Als Nachteile nannte er neben dem höheren Preis ihre Interaktionen mit Cytochrom
P450 und dem daraus resultierenden verlangsamten Abbau von Arzneimitteln, die
über P450-Enzyme abgebaut werden. Eine kritiklose Empfehlung von SSRI sei
gerade bei älteren Menschen, die in der Regel verschiedene Präparate einnehmen,
gefährlich, bestätigte auch Bernd Geiselmann, Oberarzt der Abteilung für
Gerontopsychiatrie des Berliner Max-Bürger-Zentrums.
Unabhängig davon, mit welchem Antidepressivum behandelt werde, müsse man
besonders beachten, daß die Therapie auch nach der Stabilisierungsphase
fortgesetzt werden müsse, um Rezidiven vorzubeugen, sagte Möller.
Interpersonelle Therapie
Aber nicht nur der Pharmakotherapie kommt bei der Behandlung von Depressionen
eine große Bedeutung zu, auch die Psychotherapie ist in vielen Fällen sowohl als
Alternative zur Medikamentengabe als auch als begleitende Therapie effizient,
erklärte Professor Dr.

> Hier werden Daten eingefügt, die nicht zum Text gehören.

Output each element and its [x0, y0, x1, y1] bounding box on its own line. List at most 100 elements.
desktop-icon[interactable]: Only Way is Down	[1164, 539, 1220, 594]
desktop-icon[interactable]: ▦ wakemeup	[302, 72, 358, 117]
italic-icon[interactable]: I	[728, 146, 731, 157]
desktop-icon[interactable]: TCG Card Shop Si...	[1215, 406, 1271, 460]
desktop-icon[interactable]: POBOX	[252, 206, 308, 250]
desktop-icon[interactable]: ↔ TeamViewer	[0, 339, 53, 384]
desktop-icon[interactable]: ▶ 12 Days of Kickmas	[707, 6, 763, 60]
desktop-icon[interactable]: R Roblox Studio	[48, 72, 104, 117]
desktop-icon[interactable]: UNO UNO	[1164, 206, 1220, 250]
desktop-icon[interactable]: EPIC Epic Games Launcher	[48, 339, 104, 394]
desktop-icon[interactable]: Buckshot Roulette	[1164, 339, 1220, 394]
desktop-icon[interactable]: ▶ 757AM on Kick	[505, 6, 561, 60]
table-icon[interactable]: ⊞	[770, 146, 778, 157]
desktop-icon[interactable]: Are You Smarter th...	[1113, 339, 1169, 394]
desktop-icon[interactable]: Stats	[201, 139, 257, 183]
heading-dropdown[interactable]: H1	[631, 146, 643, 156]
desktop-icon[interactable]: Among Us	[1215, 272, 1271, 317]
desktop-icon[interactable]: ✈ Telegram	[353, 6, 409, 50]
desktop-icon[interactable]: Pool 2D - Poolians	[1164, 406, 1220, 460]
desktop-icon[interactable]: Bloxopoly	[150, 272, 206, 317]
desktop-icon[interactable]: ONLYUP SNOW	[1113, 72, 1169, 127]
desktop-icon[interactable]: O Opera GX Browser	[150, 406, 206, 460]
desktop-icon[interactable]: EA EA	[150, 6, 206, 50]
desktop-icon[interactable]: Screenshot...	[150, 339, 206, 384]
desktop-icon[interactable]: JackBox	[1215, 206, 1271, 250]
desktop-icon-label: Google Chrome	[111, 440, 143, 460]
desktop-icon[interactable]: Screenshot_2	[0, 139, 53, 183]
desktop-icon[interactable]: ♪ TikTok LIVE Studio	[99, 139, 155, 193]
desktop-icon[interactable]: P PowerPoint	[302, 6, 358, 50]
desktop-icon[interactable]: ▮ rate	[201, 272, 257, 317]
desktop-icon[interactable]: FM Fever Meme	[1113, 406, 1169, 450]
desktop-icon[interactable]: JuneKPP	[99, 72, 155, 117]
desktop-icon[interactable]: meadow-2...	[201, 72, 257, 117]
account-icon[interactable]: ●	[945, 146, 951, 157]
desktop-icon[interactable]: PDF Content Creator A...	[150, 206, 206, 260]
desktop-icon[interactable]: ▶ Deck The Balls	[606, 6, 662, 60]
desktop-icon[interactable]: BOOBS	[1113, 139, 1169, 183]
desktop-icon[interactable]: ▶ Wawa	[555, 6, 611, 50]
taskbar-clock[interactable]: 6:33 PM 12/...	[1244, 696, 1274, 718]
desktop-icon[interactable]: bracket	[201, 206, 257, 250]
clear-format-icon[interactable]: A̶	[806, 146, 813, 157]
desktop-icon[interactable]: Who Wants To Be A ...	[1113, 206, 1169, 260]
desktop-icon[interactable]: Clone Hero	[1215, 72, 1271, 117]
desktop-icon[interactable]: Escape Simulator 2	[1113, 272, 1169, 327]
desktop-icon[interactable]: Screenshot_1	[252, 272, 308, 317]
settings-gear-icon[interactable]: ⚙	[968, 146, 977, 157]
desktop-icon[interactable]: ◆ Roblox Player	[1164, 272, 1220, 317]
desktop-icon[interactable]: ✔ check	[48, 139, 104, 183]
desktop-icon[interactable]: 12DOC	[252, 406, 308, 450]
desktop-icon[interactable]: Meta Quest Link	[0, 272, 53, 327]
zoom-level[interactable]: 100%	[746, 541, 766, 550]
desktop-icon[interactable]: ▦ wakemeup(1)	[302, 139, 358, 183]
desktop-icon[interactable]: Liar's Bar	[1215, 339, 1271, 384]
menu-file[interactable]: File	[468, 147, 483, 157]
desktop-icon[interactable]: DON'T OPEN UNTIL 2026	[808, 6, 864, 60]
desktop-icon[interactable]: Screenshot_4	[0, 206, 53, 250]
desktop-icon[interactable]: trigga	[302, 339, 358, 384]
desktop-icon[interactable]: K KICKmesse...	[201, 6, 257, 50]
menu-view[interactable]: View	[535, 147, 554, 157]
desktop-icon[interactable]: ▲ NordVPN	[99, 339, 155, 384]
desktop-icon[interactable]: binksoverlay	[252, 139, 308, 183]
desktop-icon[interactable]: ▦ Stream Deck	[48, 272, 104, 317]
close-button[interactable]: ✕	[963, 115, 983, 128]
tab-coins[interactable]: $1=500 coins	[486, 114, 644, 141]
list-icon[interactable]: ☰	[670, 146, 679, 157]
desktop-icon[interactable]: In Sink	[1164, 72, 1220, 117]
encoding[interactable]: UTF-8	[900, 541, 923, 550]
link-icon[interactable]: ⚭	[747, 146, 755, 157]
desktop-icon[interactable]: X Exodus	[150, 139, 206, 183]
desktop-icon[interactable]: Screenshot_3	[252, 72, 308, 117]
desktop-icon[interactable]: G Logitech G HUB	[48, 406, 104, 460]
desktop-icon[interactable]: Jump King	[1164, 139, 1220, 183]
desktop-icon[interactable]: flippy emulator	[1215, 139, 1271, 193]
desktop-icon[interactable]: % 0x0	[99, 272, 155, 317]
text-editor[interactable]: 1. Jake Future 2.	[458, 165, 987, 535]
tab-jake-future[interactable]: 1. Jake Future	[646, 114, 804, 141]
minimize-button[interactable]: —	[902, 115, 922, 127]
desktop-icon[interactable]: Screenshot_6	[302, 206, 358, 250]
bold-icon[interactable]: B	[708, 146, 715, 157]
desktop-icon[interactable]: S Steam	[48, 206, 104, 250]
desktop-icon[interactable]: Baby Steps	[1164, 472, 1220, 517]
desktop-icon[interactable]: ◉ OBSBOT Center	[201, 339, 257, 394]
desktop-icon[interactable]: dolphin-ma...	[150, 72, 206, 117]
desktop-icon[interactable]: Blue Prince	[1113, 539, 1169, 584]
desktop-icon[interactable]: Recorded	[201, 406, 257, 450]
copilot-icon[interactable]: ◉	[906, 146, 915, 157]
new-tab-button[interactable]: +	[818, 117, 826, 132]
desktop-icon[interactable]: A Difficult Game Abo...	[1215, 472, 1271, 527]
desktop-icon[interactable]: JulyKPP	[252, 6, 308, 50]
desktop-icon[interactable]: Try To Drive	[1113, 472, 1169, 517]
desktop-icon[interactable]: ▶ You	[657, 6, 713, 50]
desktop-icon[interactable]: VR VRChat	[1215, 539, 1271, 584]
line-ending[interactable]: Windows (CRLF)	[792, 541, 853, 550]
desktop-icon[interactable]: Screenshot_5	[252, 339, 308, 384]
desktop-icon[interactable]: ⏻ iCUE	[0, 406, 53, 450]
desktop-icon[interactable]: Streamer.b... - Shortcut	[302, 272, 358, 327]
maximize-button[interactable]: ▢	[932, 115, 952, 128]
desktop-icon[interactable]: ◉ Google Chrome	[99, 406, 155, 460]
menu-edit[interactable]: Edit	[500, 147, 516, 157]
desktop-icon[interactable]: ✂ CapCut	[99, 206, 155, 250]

Matthias Berger, Direktor der Universitätsklinik für
Psychiatrie und Psychosomatik der Universität Freiburg. Besonders bei leichten und
mittelschweren Depressionen sei eine alleinige Psychotherapie möglich. Berger
favorisierte die Interpersonelle Therapie (IPT), die speziell zur Behandlung der
Depression entwickelt wurde. Die Depression wird dabei als eigenständiges
Krankheitsbild betrachtet und nicht nur als Befindlichkeitsstörung abgetan. Der
Schwerpunkt der Behandlung liegt auf den depressionsrelevanten Symptomen. Bei
einer leichten Depression sei aber jede Art der Zuwendung hilfreich, so Berger.